Scrapy Tutorial 설치 과정 및 기본 크롤링 과정을 살펴본다.

라이브러리 설치

라이브러리 설치는 다음과 같다.

pip install scrapy

프로젝트 시작

Django와 비슷하게 터미널 명령어는 startproject라고 입력한다.

$ scrapy startproject multiCam_tutorial
New Scrapy project 'multiCam_tutorial', using template directory 'C:\Users\j2hoo\OneDrive\Desktop\your_project_folder\venv\Lib\site-packages\scrapy\templates\project', created in:
    C:\Users\j2hoo\OneDrive\Desktop\your_path\multiCam_tutorial

You can start your first spider with:
    cd multiCam_tutorial
    scrapy genspider example example.com

파일 구조는 아래와 같이 여러개의 파일로 구성되었다.

Untitled

타겟 주소는 아래와 같다.
- 주소 : https://www.worldometers.info/world-population/population-by-country/

$ scrapy genspider worldometer www.worldometers.info/world-population/population-by-country
Created spider 'worldometer' using template 'basic' in module:
  multiCam_tutorial.spiders.worldometer

Untitled

명령어를 실행하고 나면 아래와 같은 새로운 파일이 하나 만들어진다.
- 파일명 : spiders > worldometer.py
- 여기에 아래와 같이 코드를 작성한다.

import scrapy

class WorldometerSpider(scrapy.Spider):
    name = "worldometer"
    allowed_domains = ["www.worldometers.info/"]
    start_urls = ["http://www.worldometers.info/world-population/population-by-country"]

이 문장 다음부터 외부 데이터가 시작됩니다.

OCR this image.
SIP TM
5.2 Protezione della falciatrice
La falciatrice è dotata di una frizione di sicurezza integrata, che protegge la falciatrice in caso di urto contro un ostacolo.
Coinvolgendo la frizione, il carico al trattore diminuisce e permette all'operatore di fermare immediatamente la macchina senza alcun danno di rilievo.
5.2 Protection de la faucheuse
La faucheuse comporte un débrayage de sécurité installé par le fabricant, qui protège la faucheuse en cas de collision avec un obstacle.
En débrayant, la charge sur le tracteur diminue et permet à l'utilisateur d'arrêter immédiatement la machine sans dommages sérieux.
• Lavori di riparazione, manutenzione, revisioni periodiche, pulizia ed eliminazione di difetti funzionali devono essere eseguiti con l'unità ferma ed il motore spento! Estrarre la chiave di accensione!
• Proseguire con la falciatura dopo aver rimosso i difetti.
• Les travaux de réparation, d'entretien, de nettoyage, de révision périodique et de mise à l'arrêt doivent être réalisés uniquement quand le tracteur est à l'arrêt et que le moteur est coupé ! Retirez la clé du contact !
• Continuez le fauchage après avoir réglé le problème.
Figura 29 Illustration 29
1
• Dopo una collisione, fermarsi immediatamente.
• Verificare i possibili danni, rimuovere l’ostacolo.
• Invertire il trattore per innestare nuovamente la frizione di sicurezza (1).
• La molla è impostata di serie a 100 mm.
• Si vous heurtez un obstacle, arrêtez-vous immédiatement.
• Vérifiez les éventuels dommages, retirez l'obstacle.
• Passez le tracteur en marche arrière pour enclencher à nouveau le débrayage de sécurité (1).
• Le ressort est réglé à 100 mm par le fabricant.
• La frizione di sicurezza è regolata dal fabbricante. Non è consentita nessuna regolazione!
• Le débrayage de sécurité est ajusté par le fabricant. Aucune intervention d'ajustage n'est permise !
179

    def parse(self, response):
        title = response.xpath('//h1/text()').get()
        countries = response.xpath('//td/a/text()').getall()

        yield {
            'titles' : title, 
            'countries' : countries,
        }

이제 코드를 실행한다.
- 경로는 worldometer.py가 있는 곳에서 진행한다.

$ ls
__init__.py  __pycache__/  worldometer.py

코드 실행은 다음과 같다.

$ scrapy crawl worldometer

Untitled

Multiple links 가져오기

이번에는 웹사이트 내의 다양한 링크를 가져오도록 한다.

import scrapy

class WorldometerSpider(scrapy.Spider):
    name = "worldometer"
    allowed_domains = ["www.worldometers.info/"]
    start_urls = ["http://www.worldometers.info/world-population/population-by-country"]

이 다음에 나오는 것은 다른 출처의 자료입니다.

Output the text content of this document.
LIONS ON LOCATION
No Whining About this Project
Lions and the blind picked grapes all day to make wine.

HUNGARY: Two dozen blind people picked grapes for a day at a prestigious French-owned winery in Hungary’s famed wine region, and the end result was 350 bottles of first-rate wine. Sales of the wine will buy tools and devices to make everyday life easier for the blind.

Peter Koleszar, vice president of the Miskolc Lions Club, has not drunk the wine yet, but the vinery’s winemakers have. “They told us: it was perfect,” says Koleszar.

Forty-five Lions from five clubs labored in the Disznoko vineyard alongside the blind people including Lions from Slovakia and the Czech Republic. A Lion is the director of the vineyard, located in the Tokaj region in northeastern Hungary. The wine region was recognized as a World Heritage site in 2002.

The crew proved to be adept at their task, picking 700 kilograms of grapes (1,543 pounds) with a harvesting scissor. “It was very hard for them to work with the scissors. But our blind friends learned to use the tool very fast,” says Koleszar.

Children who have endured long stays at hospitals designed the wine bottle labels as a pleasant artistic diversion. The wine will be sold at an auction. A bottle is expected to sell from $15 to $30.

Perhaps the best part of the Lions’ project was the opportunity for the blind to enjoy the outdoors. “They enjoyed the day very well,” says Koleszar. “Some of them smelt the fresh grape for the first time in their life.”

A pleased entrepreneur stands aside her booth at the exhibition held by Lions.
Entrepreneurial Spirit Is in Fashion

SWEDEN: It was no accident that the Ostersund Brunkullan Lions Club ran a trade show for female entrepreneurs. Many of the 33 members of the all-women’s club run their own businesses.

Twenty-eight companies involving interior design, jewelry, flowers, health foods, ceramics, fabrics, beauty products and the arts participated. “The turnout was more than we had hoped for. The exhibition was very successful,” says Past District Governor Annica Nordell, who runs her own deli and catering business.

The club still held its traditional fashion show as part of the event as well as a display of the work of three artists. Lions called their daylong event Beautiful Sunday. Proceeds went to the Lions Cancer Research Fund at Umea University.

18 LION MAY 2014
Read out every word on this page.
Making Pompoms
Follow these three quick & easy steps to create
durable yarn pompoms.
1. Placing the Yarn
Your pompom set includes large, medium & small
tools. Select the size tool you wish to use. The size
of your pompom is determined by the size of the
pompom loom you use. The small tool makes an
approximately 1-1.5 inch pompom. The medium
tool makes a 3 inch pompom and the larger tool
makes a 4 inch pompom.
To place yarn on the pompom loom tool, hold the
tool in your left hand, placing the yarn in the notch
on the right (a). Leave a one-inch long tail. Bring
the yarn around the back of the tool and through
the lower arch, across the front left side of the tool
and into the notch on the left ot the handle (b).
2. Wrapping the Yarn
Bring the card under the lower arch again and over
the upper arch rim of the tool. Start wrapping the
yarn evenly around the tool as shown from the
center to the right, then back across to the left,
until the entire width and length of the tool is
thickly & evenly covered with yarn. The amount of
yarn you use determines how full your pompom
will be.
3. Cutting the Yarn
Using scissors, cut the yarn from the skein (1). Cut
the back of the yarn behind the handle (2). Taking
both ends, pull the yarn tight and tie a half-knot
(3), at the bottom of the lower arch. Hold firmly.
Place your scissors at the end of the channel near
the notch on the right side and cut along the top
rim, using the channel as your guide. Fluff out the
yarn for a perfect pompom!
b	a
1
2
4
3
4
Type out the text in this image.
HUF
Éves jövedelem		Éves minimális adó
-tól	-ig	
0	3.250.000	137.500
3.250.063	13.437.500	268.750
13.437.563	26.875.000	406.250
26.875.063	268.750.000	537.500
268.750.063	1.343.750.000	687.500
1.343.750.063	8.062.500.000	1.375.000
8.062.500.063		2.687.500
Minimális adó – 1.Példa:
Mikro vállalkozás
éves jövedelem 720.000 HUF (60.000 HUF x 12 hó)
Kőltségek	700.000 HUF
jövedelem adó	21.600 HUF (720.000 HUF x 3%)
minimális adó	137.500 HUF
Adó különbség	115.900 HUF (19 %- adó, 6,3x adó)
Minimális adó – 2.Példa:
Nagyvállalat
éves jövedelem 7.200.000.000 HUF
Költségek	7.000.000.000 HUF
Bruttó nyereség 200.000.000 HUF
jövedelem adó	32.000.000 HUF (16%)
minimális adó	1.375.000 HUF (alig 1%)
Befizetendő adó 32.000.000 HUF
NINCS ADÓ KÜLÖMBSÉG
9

    def parse(self, response):
        # step02
        countries = response.xpath('//td/a')
        for country in countries:
            country_name = country.xpath(".//text()").get()
            link = country.xpath(".//@href").get()

            yield {
                'country_name' : country_name, 
                'link' : link,
            }

코드가 완성되었으면 아래 명령어를 통해 실행한다.
- 경로는 worldometer.py가 있는 곳이다.

$ scrapy crawl worldometer

Untitled

Multiple links 데이터 추출

이번에는 데이터를 추출한다.
먼저 XPath를 확인한다.

Untitled

위 화면에서 Ctrl + F를 클릭 후 아래와 같이 입력한다.

(//table[@class="table table-striped table-bordered table-hover table-condensed table-list"])[1]

Untitled

이번에는 tr 태그에 접근하도록 아래와 같이 입력한다.

(//table[@class="table table-striped table-bordered table-hover table-condensed table-list"])[1]/tbody/tr

방향키를 눌러보면 해당 행씩 클릭되는 걸 알 수 있다.

Untitled

전체 코드는 아래와 같다.

import scrapy

class WorldometersSpider(scrapy.Spider):
    name = 'worldometer'
    allowed_domains = ['www.worldometers.info']
    start_urls = ['https://www.worldometers.info/world-population/population-by-country/']

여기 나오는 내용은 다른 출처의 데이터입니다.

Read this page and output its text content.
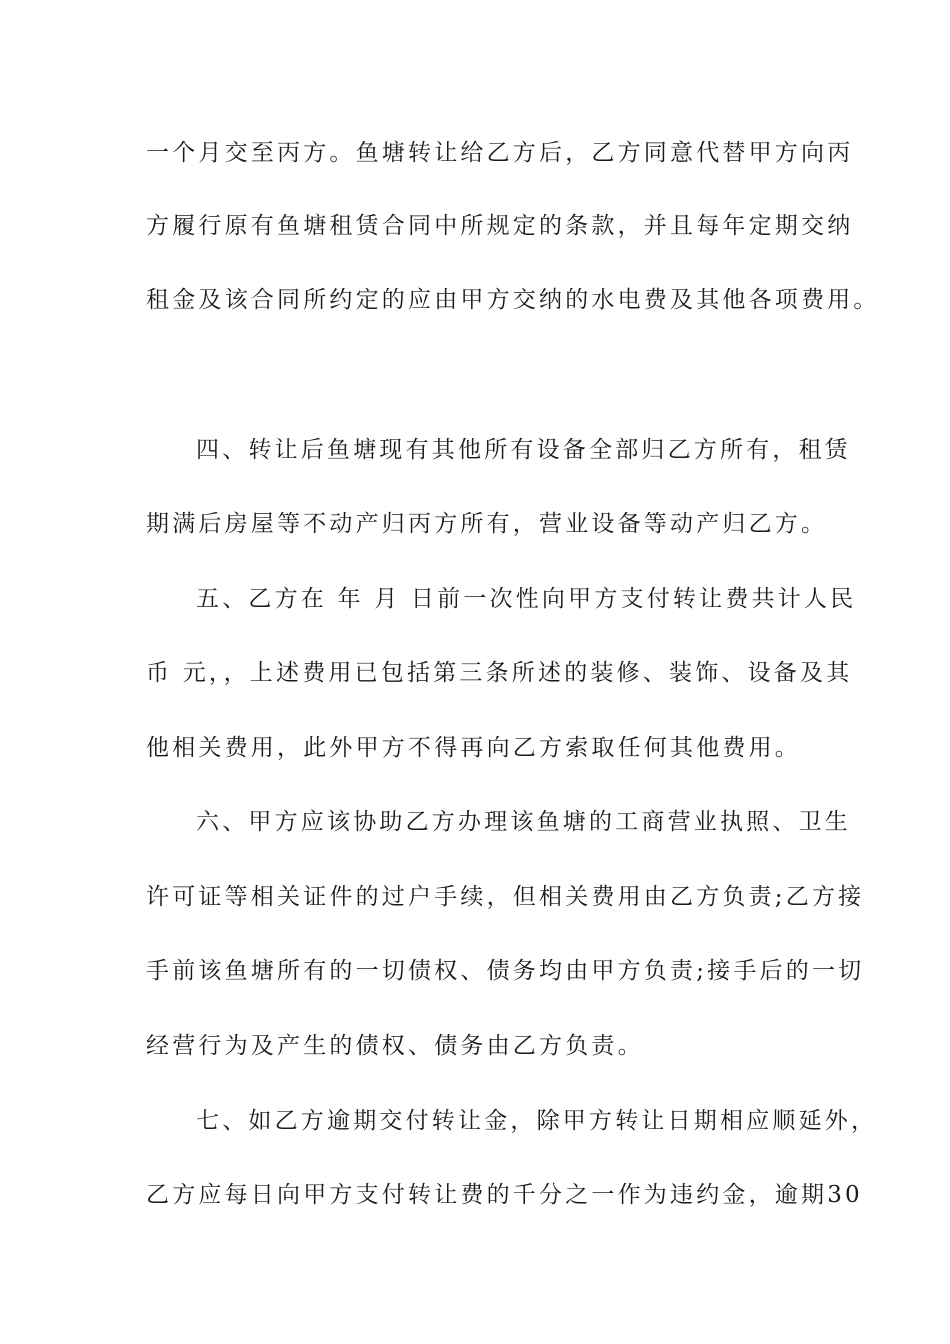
一个月交至丙方。鱼塘转让给乙方后，乙方同意代替甲方向丙
方履行原有鱼塘租赁合同中所规定的条款，并且每年定期交纳
租金及该合同所约定的应由甲方交纳的水电费及其他各项费用。
四、转让后鱼塘现有其他所有设备全部归乙方所有，租赁
期满后房屋等不动产归丙方所有，营业设备等动产归乙方。
五、乙方在 年 月 日前一次性向甲方支付转让费共计人民
币 元，，上述费用已包括第三条所述的装修、装饰、设备及其
他相关费用，此外甲方不得再向乙方索取任何其他费用。
六、甲方应该协助乙方办理该鱼塘的工商营业执照、卫生
许可证等相关证件的过户手续，但相关费用由乙方负责;乙方接
手前该鱼塘所有的一切债权、债务均由甲方负责;接手后的一切
经营行为及产生的债权、债务由乙方负责。
七、如乙方逾期交付转让金，除甲方转让日期相应顺延外，
乙方应每日向甲方支付转让费的千分之一作为违约金，逾期30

    def parse(self, response):
        # a 요소 확인
        countries = response.xpath('//td/a')

        # 반복문
        for country in countries:
            country_name = country.xpath(".//text()").get()
            link = country.xpath(".//@href").get()

            # 절대경로
            # absolute_url = f'https://www.worldometers.info/{link}'  # 방법 1
            # absolute_url = response.urljoin(link)  # 방법 2
            # yield scrapy.Request(url=absolute_url)  # sending a request with the absolute url

            # 상대경로
            yield response.follow(url=link, callback=self.parse_country, meta={'country':country_name})

    # Getting data inside the "link" website
    def parse_country(self, response):
 
        country = response.request.meta['country']
        rows = response.xpath("(//table[contains(@class,'table')])[1]/tbody/tr")  
        for row in rows:
            year = row.xpath(".//td[1]/text()").get()
            population = row.xpath(".//td[2]/strong/text()").get()

            # Return data extracted
            yield {
                'country':country,
                'year': year,
                'population':population,
            }

명령어는 아래와 같다.

scrapy crawl worldometer -o popluation.json

Untitled